Author Laura Woodswalker is a nature and science-obsessed nerd who believes that writing, art, and music are true expressions of the transcendent.
My name is Laura Woodswalker. I’m a retired cat lady who has raised three children, worked various nursing and graphics jobs, and written several books to save my sanity. Music, art, and writing have always been my favorite time-wasters. In addition to writing books, I produce electronic music and visual arts. I also perform at the electro-music festival in New York state. Between projects, I also do weaving and various DIY crafts.
When and why did you begin writing?
When I was 12, I became obsessed with the Incas and wrote a novel about them. But my writing has often been episodic, in response to difficult times in my life. I wrote my first SF novel in the late 70s when my bluegrass band broke up. After my divorce, I wrote a 200K novel about the Khazars.
When did you first consider yourself a writer?
I don’t really. I don’t have this ironclad compulsion to write all the time—only when I get an idea that forces me to write it.
Can you share a little about your current book with us?
TESLA’S SIGNAL is a historical science fiction novel based on the life of electrical genius Nikola Tesla, who gave us the world’s electrical system. In 1899, while experimenting with high-frequency currents, Tesla believed he had received a signal from an extraterrestrial civilization.
This inspired me to write about an alien visitation in the early 1900s. The invaders try to recruit Tesla for their conquest of Earth. After he escapes them, he is the only human with the scientific know-how to counter their mind-control frequency devices. The authorities, meanwhile, blame him for the aliens’ devastation and hunt him as a public enemy. Nikola and his colleague Clara are the only ones who can save the world!
What inspired you to write this book?
When I read Tesla’s biography, I saw that his life was “a science fiction story that practically wrote itself.” I did not feel qualified to write a SF novel about an electrical genius…but I felt as if Tesla had grabbed me by the throat and demanded I write his story.
Do you have a specific writing style?
When readers enter our world, they are blind, deaf and crippled. They depend on us to take them everywhere. So I don’t like to distract them with too much ‘show-don’t-tell’. At the same time, I prefer to tell a story rather than make my readers wallow in suffering. Conversation and human interaction are the backbone of a compelling scene. Also, I like to throw a bit of humor into my dramatic scenes.
How did you come up with the title of this book?
It was a no-brainer . . . although the signal was actually something that Tesla received, rather than one which he sent.
Is there a message in your novel that you want readers to grasp?
On the surface, my novel is a classic adventure story. But there are deeper levels in which I explore the soul of a lonely genius who finds love and transcendence. The message is how my characters overcome their fears and temptations, find courage and love, and the willingness to sacrifice themselves for humanity.

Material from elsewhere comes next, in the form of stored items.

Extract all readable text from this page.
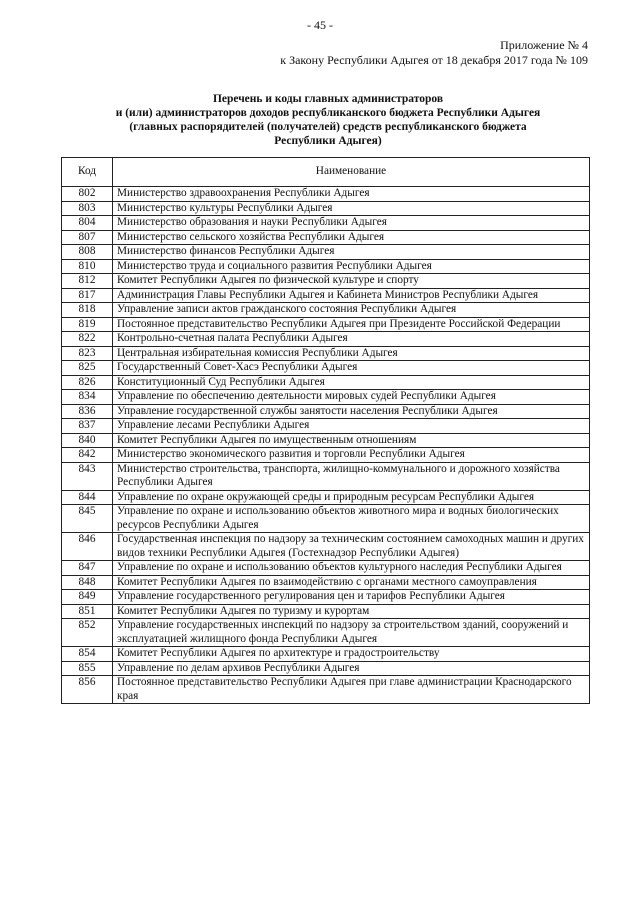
- 45 -
Приложение № 4
к Закону Республики Адыгея от 18 декабря 2017 года № 109
Перечень и коды главных администраторов
и (или) администраторов доходов республиканского бюджета Республики Адыгея
(главных распорядителей (получателей) средств республиканского бюджета
Республики Адыгея)
Код	Наименование
802	Министерство здравоохранения Республики Адыгея
803	Министерство культуры Республики Адыгея
804	Министерство образования и науки Республики Адыгея
807	Министерство сельского хозяйства Республики Адыгея
808	Министерство финансов Республики Адыгея
810	Министерство труда и социального развития Республики Адыгея
812	Комитет Республики Адыгея по физической культуре и спорту
817	Администрация Главы Республики Адыгея и Кабинета Министров Республики Адыгея
818	Управление записи актов гражданского состояния Республики Адыгея
819	Постоянное представительство Республики Адыгея при Президенте Российской Федерации
822	Контрольно-счетная палата Республики Адыгея
823	Центральная избирательная комиссия Республики Адыгея
825	Государственный Совет-Хасэ Республики Адыгея
826	Конституционный Суд Республики Адыгея
834	Управление по обеспечению деятельности мировых судей Республики Адыгея
836	Управление государственной службы занятости населения Республики Адыгея
837	Управление лесами Республики Адыгея
840	Комитет Республики Адыгея по имущественным отношениям
842	Министерство экономического развития и торговли Республики Адыгея
843	Министерство строительства, транспорта, жилищно-коммунального и дорожного хозяйства Республики Адыгея
844	Управление по охране окружающей среды и природным ресурсам Республики Адыгея
845	Управление по охране и использованию объектов животного мира и водных биологических ресурсов Республики Адыгея
846	Государственная инспекция по надзору за техническим состоянием самоходных машин и других видов техники Республики Адыгея (Гостехнадзор Республики Адыгея)
847	Управление по охране и использованию объектов культурного наследия Республики Адыгея
848	Комитет Республики Адыгея по взаимодействию с органами местного самоуправления
849	Управление государственного регулирования цен и тарифов Республики Адыгея
851	Комитет Республики Адыгея по туризму и курортам
852	Управление государственных инспекций по надзору за строительством зданий, сооружений и эксплуатацией жилищного фонда Республики Адыгея
854	Комитет Республики Адыгея по архитектуре и градостроительству
855	Управление по делам архивов Республики Адыгея
856	Постоянное представительство Республики Адыгея при главе администрации Краснодарского края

Are experiences in this book based on someone you know or events in your own life?
The character Clara, a Yiddish immigrant who becomes Tesla’s colleague, is very much drawn from the culture of my immigrant grandparents. Much of the novel is set in New York City, where my grandparents lived. When my characters must flee to a remote location, I put them in the mountains of Central Pennsylvania where I grew up. They meet a professor who can help them—and he is based on my father, an engineering professor.

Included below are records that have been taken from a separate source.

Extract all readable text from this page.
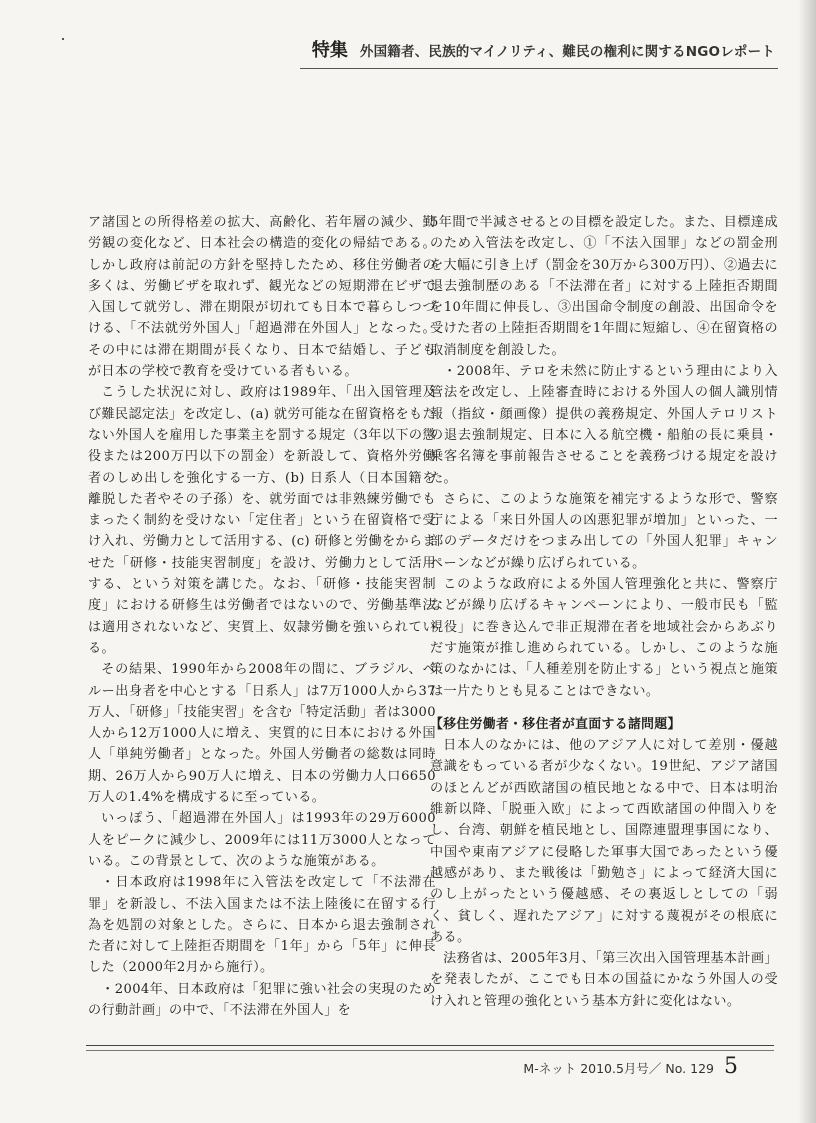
特集 外国籍者、民族的マイノリティ、難民の権利に関するNGOレポート

ア諸国との所得格差の拡大、高齢化、若年層の減少、勤労観の変化など、日本社会の構造的変化の帰結である。しかし政府は前記の方針を堅持したため、移住労働者の多くは、労働ビザを取れず、観光などの短期滞在ビザで入国して就労し、滞在期限が切れても日本で暮らしつづける、「不法就労外国人」「超過滞在外国人」となった。その中には滞在期間が長くなり、日本で結婚し、子どもが日本の学校で教育を受けている者もいる。

こうした状況に対し、政府は1989年、「出入国管理及び難民認定法」を改定し、(a) 就労可能な在留資格をもたない外国人を雇用した事業主を罰する規定（3年以下の懲役または200万円以下の罰金）を新設して、資格外労働者のしめ出しを強化する一方、(b) 日系人（日本国籍を離脱した者やその子孫）を、就労面では非熟練労働でもまったく制約を受けない「定住者」という在留資格で受け入れ、労働力として活用する、(c) 研修と労働をからませた「研修・技能実習制度」を設け、労働力として活用する、という対策を講じた。なお、「研修・技能実習制度」における研修生は労働者ではないので、労働基準法は適用されないなど、実質上、奴隷労働を強いられている。

その結果、1990年から2008年の間に、ブラジル、ペルー出身者を中心とする「日系人」は7万1000人から37万人、「研修」「技能実習」を含む「特定活動」者は3000人から12万1000人に増え、実質的に日本における外国人「単純労働者」となった。外国人労働者の総数は同時期、26万人から90万人に増え、日本の労働力人口6650万人の1.4%を構成するに至っている。

いっぽう、「超過滞在外国人」は1993年の29万6000人をピークに減少し、2009年には11万3000人となっている。この背景として、次のような施策がある。

・日本政府は1998年に入管法を改定して「不法滞在罪」を新設し、不法入国または不法上陸後に在留する行為を処罰の対象とした。さらに、日本から退去強制された者に対して上陸拒否期間を「1年」から「5年」に伸長した（2000年2月から施行）。

・2004年、日本政府は「犯罪に強い社会の実現のための行動計画」の中で、「不法滞在外国人」を

5年間で半減させるとの目標を設定した。また、目標達成のため入管法を改定し、①「不法入国罪」などの罰金刑を大幅に引き上げ（罰金を30万から300万円）、②過去に退去強制歴のある「不法滞在者」に対する上陸拒否期間を10年間に伸長し、③出国命令制度の創設、出国命令を受けた者の上陸拒否期間を1年間に短縮し、④在留資格の取消制度を創設した。

・2008年、テロを未然に防止するという理由により入管法を改定し、上陸審査時における外国人の個人識別情報（指紋・顔画像）提供の義務規定、外国人テロリストの退去強制規定、日本に入る航空機・船舶の長に乗員・乗客名簿を事前報告させることを義務づける規定を設けた。

さらに、このような施策を補完するような形で、警察庁による「来日外国人の凶悪犯罪が増加」といった、一部のデータだけをつまみ出しての「外国人犯罪」キャンペーンなどが繰り広げられている。

このような政府による外国人管理強化と共に、警察庁などが繰り広げるキャンペーンにより、一般市民も「監視役」に巻き込んで非正規滞在者を地域社会からあぶりだす施策が推し進められている。しかし、このような施策のなかには、「人種差別を防止する」という視点と施策は一片たりとも見ることはできない。

【移住労働者・移住者が直面する諸問題】

日本人のなかには、他のアジア人に対して差別・優越意識をもっている者が少なくない。19世紀、アジア諸国のほとんどが西欧諸国の植民地となる中で、日本は明治維新以降、「脱亜入欧」によって西欧諸国の仲間入りをし、台湾、朝鮮を植民地とし、国際連盟理事国になり、中国や東南アジアに侵略した軍事大国であったという優越感があり、また戦後は「勤勉さ」によって経済大国にのし上がったという優越感、その裏返しとしての「弱く、貧しく、遅れたアジア」に対する蔑視がその根底にある。

法務省は、2005年3月、「第三次出入国管理基本計画」を発表したが、ここでも日本の国益にかなう外国人の受け入れと管理の強化という基本方針に変化はない。

M-ネット 2010.5月号／ No. 129 5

What authors have most influenced your life? What about them do you find inspiring?
Zenna Henderson, my #1 favorite author, wrote about “The People”–telepathic aliens whose ancestors crash-landed in the southwest in the 1800s. The stories depict their attempts fit in with normal Earthlings, without losing their unique gifts and differences. How could this theme not resonate with a lonely high-school outcast? Likewise, my other favorite author, Clifford Simak, wrote about “mutants” who tried to save the world while facing persecution. With my ethnic background, I could certainly relate to this. My favorite science fiction theme has always been the noble mutant, alien, and the gifted outcast.
If you had to choose, is there a writer you would consider a mentor? Why?
In the 80s I discovered Marion Zimmer Bradley and the Darkover conventions. This subculture was my gateway to SF cons and meeting other writers. I then discovered the Philadelphia SF Writers Workshop. I attended this sometimes grueling workshop for many years. One could not ask for a better writers’ boot camp. After critiquing and being critiqued for many years, I learned how to hear an editor’s voice inside my head.
Who designed the cover of your book? Why did you select this illustrator?
I designed my own cover. I was an art major with a degree in computer graphics, so I felt that if I hired someone else I would be wasting my education.
Do you have any advice for other writers?
Take the advice with a grain of salt. The main point in writing is “variety”. Vary your sentences, types of scenes, styles. Readers have short attention spans. Also, transcend your ego. It is going to get hurt; that’s part of the process.
Do you have anything specific that you want to say to your readers?
This is a stand-alone novel, but the companion volume TESLA’S FREQUENCY should be out in a few months.